I am astounded that you don't take medicine for the depression. That must be so difficult. I really like you. YOu are so sweet and honest.

Also, never feel like you ever have to respond or comment.

Here is a funny story: An old boyfriend's mom was manic-depressive and I dated this boy when I was 17 for almost a year.

8 years later she called me at work and told me she wished I had married her son... and then she DIED!!!! OMG!

Ashley King said...

Um, SERIOUSLY!?!?!?! i feel like pounding my face on the wood floor!!! HOW DID I NOT SEE THIS POST?!?! i know i stepped away from my computer for a while, but freakin 20+days later i see this?! i am SOOOOO sorry!!!!

holy smokes! you can hate me for awhile, but not too long, i can't go without Ms. A for very long at all....

you are ABSOLUTELY a wonderful cheerleader, and perhaps it's because of the hard times you have felt yourself. i know that is what keeps me empathetic with others.... i think you genuinely feel other people's pain.

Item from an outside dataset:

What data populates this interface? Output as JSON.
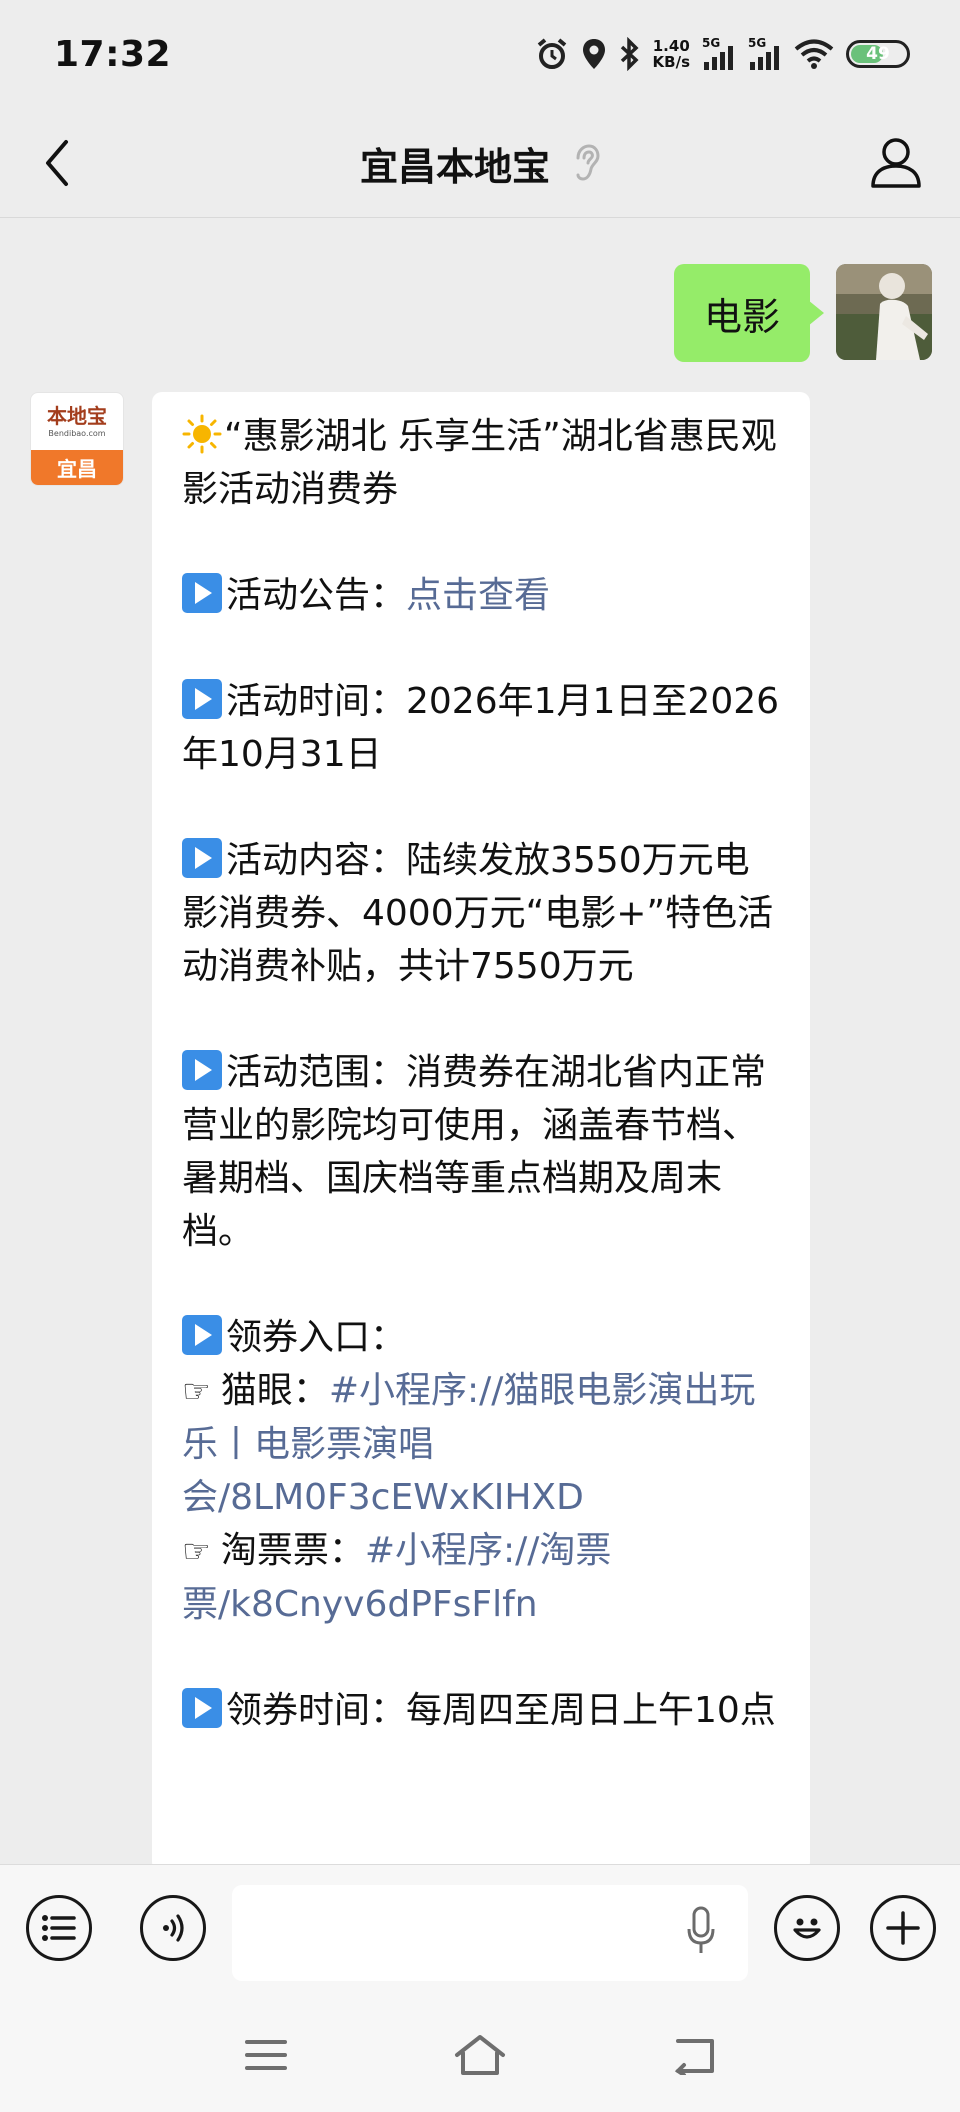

is there anything else that you have tried that ever seems to help even a little bit? i wish i could help. i wish you were here.... i wish we could go sit and have coffee (well actually i get blended drinks, i never drink hot drinks) over a beautiful sunny day at the lake.... i wish i could help....

think about where you are at this moment, and where you'd like to be, and even if it is ONE TINY little step forward, it's still the right direction.... i'll talk to you soon!!!! *hugs*

Ashley King said...

you can come back at any time now. i miss you so much!!! i know im not the only one!